Ainsi, il est précisé que la modification peut concerner la quantité ou le périmètre de prestations à fournir ou alors l’aménagement des conditions et des délais de réalisation afin de pallier les difficultés provoquées par le contexte actuel.

Elle indique par la suite qu’il est possible de procéder à une renégociation des prix en application des articles R. 2194- 5 ou R. 3135- 5 du code de la commande publique qui prévoit la possibilité de modifier les contrats lorsque la modification a été rendue nécessaire par des circonstances imprévues.

Naturellement, ladite circulaire précise que le montant de cette compensation doit trouver sa limite en ce qu’il est nécessaire de permettre aux prestataires de poursuivre l’exécution du contrat dans le respect du bon emploi des deniers publics et du principe général interdisant aux personnes publiques de consentir des libéralités.

Elle incite ainsi les acheteurs à vérifier la réalité et la sincérité des justificatifs apportés par les titulaires pour éviter de payer des sommes qui sont sans aucun lien avec les circonstances imprévisibles ou dont la réalité ne serait pas objectivement justifiée. Un rappel est effectué enfin sur le fait que ces modifications sont limitées à 50% du montant initial du contrat.

La Première Ministre, indique par la suite, conformément à l’avis du Conseil d’État, qu’il est possible aussi de procéder à des modifications de faible montant sur le fondement des articles R. 2194- 8 ou R. 3135- 8 du code de la commande publique.

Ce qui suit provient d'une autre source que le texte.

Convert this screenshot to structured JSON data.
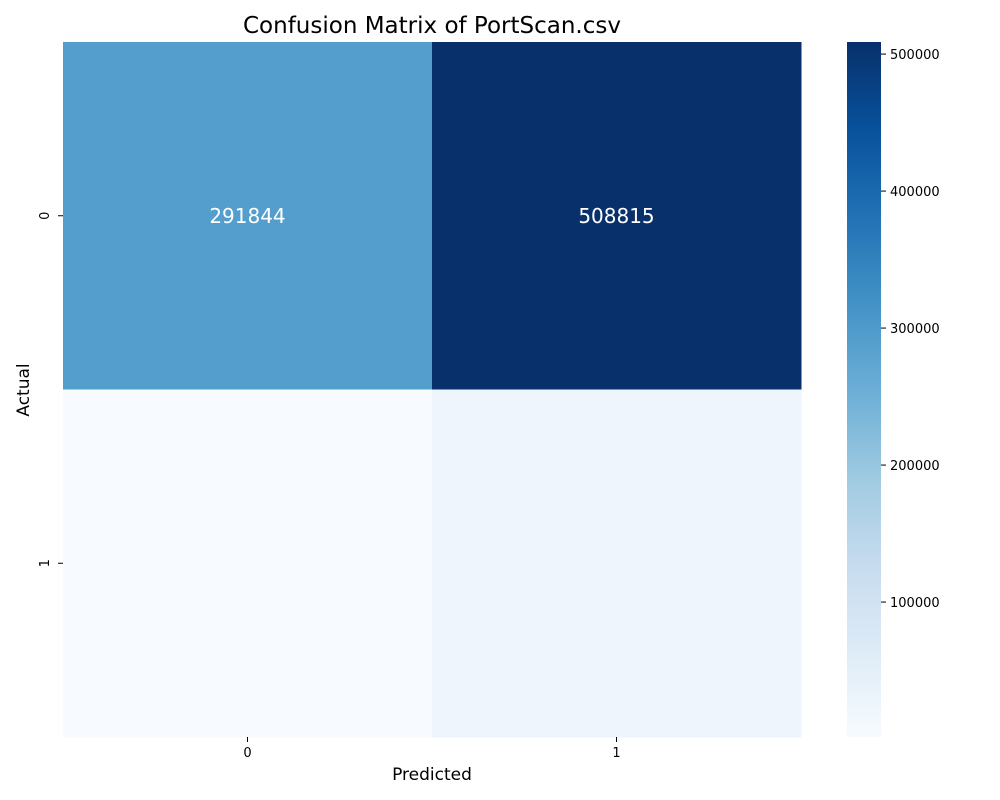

En revanche, le contrat ne peut être modifié sur la base des articles R 2194- 7 et R 3135- 7 du code de la commande publique relatifs aux modifications non substantielles ; seules les modifications fondées sur les circonstances imprévisibles sont possibles dans ce cas.

Elle rappelle enfin que les modifications de contrat en cours ne sont pas de droit pour le contractant de l’administration.

3. une indemnisation de prestataires sur le fondement de la théorie de l’imprévision est possible

En se fondant sur l’article L. 6 du code de la commande publique, la circulaire prévoit que les cocontractants peuvent choisir plutôt que de modifier le contrat de conclure une convention d’indemnisation sur le fondement de la théorie de l’imprévision.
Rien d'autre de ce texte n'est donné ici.